Completion of the Broad Field (Natural) Science major leads to licensing in two areas: the minor and Broad Field Science. The minor subject area (e.g., Biology, Physics) will be listed separately on the teaching license and can be taught as a separate subject in the classroom. The Broad Field license permits individuals to teach courses in grades 6-12 that are not specifically titled physics, chemistry, biology, or earth science. Options may also exist for graduates to add licenses in additional science subject areas. The flexibility of this major is particularly helpful in junior high and middle school settings where courses such as "Life Science" or "General Science" are common elements of the curriculum.
Broad Field Science Discipline-Related Course Work
Complete 6 credits of Mathematics or Statistics, or any college level Math, excluding 120-132. This is supporting course work, will not be calculated in the major credits or grade point average for graduation, and cannot count toward program admission. This course work should be incorporated into the Liberal Studies requirements where possible.
Broad Field Major Requirements
Complete a minimum of 59 credits in science courses. The credits required for program admission must be chosen from upper-level major course work (Chem 221, 223; Physics 205, 241; all other courses numbered 300-699) must be taken in residence on the UW-Madison campus. Note: Students should consult with a science faculty advisor as soon as possible to discuss the selection of major course work.
Students completing a minor in Physics, Chemistry, Earth and Space Science, or Biology as part of the Broad Field Science major may wish to expand the minor into a major, thus completing a double major. The completion of a double major with Natural Science affords the opportunity to master one content area while developing the breadth of understanding associated with the Broad Field major. A major in one of the above disciplines may benefit students interested in graduate school or those wishing to teach primarily in one subject.
- 24 credits in one of four fields: Biology (botany, zoology); Chemistry; Physics; or Earth and Space Science (astronomy, geoscience, atmospheric and oceanic sciences, physical geography).

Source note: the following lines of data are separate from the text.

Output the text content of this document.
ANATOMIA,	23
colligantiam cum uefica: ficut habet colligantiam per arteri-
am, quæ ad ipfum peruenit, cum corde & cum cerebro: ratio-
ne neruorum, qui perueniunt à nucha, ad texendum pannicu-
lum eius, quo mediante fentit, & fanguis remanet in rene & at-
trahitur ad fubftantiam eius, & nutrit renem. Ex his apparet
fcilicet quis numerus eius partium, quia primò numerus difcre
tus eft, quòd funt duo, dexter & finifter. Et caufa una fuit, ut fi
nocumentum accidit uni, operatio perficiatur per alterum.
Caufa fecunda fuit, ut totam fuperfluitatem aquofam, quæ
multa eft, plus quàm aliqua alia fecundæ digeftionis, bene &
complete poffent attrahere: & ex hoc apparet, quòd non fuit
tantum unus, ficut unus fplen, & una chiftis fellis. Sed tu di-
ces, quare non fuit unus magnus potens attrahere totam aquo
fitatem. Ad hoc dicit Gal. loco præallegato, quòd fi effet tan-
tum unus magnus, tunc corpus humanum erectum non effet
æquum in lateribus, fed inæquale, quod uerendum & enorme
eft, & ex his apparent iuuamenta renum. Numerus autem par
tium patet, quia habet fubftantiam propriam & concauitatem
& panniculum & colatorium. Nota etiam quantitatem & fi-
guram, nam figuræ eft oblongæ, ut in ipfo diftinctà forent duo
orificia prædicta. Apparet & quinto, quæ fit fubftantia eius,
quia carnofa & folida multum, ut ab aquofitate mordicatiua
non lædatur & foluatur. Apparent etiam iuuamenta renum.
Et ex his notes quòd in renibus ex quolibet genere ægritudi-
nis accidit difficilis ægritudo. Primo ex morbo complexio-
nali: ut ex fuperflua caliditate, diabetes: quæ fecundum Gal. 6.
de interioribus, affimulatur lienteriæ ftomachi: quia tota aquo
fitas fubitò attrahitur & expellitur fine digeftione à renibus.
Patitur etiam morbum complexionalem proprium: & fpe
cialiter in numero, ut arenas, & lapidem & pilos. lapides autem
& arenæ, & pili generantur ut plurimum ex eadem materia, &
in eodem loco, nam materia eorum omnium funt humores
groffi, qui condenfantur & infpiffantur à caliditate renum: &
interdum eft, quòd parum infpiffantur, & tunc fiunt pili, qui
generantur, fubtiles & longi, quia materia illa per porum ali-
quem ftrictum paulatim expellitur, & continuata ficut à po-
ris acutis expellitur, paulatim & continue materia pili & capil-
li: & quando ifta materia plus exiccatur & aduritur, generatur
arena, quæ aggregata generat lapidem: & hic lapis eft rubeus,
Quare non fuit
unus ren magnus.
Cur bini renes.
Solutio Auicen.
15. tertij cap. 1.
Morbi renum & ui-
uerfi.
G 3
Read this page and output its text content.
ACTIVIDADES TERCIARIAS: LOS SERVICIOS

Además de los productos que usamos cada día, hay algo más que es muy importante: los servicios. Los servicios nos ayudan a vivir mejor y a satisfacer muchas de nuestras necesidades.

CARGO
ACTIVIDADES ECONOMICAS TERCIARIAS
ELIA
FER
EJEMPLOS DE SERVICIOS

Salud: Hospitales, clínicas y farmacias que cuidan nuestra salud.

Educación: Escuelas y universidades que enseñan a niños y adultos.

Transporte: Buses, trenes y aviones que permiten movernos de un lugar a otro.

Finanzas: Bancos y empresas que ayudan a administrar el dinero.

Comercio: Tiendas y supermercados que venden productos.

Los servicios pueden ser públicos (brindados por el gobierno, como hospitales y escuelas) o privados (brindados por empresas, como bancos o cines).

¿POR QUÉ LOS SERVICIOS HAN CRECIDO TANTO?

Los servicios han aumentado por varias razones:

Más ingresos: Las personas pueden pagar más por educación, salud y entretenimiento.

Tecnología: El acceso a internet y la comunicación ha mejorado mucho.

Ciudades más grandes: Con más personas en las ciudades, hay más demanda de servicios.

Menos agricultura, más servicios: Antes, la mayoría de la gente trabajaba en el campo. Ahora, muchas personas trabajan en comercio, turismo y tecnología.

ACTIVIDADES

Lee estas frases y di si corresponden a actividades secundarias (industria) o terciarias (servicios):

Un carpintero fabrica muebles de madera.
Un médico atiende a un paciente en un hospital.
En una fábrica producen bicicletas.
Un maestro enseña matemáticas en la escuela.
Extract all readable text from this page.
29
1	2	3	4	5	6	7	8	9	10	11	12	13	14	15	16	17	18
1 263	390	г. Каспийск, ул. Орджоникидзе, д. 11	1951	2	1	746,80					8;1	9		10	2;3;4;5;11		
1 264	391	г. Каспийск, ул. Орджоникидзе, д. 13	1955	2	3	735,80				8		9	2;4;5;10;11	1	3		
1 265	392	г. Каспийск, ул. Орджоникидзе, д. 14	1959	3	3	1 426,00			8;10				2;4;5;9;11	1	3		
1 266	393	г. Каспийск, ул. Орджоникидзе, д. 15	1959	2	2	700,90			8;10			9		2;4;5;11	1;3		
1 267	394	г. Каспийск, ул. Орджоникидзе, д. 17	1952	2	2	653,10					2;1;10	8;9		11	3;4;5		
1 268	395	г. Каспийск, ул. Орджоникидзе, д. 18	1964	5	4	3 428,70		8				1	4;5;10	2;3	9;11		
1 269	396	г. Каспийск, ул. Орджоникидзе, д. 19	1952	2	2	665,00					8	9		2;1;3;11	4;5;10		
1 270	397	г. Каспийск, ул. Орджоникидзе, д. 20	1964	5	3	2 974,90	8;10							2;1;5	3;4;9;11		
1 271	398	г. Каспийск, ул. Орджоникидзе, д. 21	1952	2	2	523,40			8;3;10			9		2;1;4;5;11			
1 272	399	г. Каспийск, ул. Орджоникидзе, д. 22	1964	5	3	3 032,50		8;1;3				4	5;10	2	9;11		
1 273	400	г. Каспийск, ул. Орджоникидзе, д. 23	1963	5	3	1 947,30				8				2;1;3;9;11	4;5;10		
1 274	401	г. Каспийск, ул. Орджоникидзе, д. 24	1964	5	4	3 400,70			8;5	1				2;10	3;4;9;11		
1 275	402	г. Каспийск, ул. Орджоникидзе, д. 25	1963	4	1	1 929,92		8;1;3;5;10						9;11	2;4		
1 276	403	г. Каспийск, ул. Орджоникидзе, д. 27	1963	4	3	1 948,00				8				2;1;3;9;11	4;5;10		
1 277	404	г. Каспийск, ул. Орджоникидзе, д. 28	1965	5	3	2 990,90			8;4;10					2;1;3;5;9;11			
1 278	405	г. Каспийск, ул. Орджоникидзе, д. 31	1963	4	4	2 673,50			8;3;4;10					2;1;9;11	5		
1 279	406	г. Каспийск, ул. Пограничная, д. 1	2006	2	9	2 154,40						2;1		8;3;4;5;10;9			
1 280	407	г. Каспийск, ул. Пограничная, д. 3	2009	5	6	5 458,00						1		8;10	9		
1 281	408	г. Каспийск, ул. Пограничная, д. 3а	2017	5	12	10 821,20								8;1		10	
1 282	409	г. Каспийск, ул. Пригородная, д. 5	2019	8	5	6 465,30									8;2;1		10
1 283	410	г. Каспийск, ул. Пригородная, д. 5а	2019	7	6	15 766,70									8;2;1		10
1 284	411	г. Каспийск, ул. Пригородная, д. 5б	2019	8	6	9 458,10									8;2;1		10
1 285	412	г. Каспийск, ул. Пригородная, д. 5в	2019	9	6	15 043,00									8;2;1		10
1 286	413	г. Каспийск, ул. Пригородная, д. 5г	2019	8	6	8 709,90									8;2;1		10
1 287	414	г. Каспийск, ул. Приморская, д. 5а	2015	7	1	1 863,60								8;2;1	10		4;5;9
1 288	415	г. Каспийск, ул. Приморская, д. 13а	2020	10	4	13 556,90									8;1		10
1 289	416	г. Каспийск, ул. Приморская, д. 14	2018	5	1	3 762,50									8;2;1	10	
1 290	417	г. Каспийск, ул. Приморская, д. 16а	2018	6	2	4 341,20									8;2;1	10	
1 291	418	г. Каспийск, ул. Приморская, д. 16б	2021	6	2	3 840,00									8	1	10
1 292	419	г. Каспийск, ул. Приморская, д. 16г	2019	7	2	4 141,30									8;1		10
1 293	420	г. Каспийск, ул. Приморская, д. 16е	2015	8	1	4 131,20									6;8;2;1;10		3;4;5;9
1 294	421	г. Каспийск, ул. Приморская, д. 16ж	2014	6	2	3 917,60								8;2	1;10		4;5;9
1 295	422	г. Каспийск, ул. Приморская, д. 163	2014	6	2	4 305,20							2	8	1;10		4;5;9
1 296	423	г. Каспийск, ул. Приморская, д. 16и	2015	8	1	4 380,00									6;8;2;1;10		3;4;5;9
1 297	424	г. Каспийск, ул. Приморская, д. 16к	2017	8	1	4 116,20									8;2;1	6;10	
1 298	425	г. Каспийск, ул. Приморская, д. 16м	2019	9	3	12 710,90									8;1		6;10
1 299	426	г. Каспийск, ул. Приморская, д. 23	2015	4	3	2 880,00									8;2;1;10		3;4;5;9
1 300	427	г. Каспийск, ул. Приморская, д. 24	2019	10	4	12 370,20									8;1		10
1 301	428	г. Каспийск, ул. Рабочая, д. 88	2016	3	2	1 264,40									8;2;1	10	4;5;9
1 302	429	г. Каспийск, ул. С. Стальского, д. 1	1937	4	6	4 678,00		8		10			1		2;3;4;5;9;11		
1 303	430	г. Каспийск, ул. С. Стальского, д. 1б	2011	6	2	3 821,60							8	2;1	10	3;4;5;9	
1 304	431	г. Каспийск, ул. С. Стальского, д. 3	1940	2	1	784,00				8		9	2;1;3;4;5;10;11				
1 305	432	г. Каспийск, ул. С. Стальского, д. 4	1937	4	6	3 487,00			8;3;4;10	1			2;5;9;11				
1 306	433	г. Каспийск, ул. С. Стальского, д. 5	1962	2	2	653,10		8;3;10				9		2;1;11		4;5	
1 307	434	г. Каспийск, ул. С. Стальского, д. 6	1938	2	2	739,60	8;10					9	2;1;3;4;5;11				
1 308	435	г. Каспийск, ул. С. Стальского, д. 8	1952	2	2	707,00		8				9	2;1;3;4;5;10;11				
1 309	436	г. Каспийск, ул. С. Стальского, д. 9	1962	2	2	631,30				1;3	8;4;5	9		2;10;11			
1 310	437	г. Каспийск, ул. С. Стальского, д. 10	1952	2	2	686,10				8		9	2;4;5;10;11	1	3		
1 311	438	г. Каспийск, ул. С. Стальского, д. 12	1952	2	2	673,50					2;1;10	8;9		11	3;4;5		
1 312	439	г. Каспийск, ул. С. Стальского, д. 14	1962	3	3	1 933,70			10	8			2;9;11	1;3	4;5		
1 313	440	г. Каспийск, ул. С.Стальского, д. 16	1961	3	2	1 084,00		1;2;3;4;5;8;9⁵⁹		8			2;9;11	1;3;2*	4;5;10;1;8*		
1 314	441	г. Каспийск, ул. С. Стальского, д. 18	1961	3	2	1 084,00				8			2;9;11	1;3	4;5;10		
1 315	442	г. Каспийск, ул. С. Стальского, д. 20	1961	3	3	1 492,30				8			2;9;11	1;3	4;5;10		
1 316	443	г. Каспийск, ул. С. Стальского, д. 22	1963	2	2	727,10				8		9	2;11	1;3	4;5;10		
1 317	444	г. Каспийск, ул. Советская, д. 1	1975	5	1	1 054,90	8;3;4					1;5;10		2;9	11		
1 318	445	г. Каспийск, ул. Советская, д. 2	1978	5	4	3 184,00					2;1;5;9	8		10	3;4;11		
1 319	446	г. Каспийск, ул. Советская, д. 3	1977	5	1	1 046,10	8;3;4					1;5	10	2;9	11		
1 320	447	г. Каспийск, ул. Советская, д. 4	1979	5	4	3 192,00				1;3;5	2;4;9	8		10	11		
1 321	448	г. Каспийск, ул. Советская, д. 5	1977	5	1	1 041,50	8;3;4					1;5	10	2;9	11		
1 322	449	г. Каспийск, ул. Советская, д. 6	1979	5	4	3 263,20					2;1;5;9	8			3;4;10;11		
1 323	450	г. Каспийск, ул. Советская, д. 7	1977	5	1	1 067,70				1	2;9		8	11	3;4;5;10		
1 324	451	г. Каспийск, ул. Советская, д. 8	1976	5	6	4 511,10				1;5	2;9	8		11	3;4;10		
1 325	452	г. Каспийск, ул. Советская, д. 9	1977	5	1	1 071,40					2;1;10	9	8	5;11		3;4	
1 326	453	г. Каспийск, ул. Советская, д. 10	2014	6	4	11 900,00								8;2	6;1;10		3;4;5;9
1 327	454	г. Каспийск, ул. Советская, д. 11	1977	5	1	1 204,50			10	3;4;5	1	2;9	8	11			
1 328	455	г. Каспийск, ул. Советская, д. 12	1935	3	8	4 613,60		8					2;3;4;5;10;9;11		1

This usually represents the course requirements for the field minor. Where the field minor is less than 24 credits, students must choose electives to total 24 credits. See a Science faculty advisor for specific course work in the earth science area. It is strongly recommended that 14 credits in the 24-credit area be in upper-level courses.
- 14 credits in another of the fields listed above. Students are encouraged to select a subject area that is of particular interest, as many students choose to pursue certification in this area by completing the minor, 24-27 credits.
- One full-year course (minimum 8 credits) in each of the two remaining fields. For Earth and Space Science, see the Earth and Space Science major.
- 5 credits in human physiology (usually Physiol 335). Note: Credit for Physiology may not be used toward the Biology minor requirements.